Friday, June 26, 2009

Olde Family Recipes


Those crazy Mormons crossing the plains brought some crazy recipes with them. I presume that the following are vestiges of that.

We used to have Pan Haggledy. I have no idea of what the source was but it seems to me that it was kind of a poor-man's French Onion Soup. Mother would braise some onions in butter, put in some water, shred in cheese and then bread and, voila! Pan Haggledy.

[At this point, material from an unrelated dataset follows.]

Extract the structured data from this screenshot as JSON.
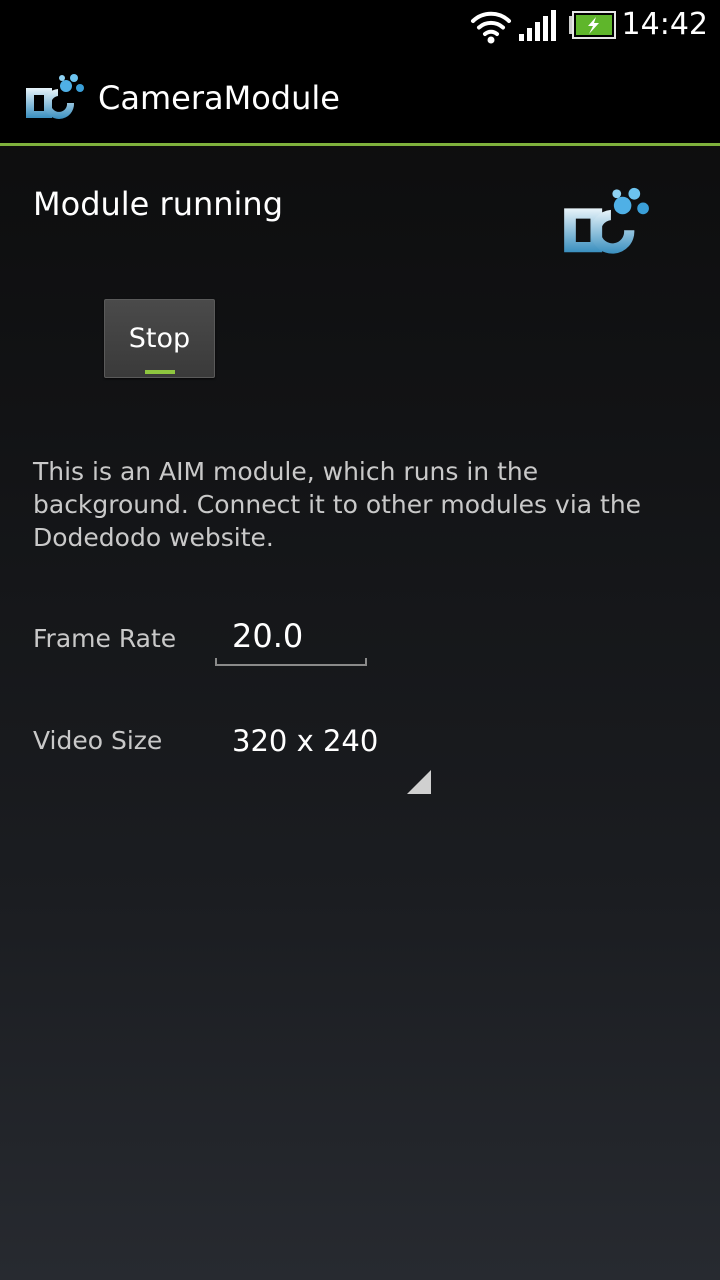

Mom would also make what she called Potato Pancakes but they were not the kind you find around today. They were much better. She'd take leftover whipped potatoes, mix flour into them until it made a nice dough. Then she'd roll it out nice and thin then cut it out with a pot lid like a large cookie. She'd fry each pancake on each side, butter it liberally and make another until she had a stack maybe two inches high. She'd sprinkle sugar over the top, cut it into wedges like a pie and we'd eat our stack. There were never any leftovers.

Mother would occasionally serve 'Soggy Bread". This meant that slices of bread would be soaked in hot meat juices in the pan and placed on each of our plates. Fabulous. Fine on any weight-loss diet I would assume, too.

Dad's favorite for Sunday nights was "Bread and Milk" which meant bread broken into a glass, milk poured over the top and sugar spooned thereonto. Onion on the side, please. Straight or in vinegar.

Bread apparently was the staple and anything else that you might have around. Trifle and eclairs were not really available so they did their best with what they had. There weren't any complaints from my family if memory serves.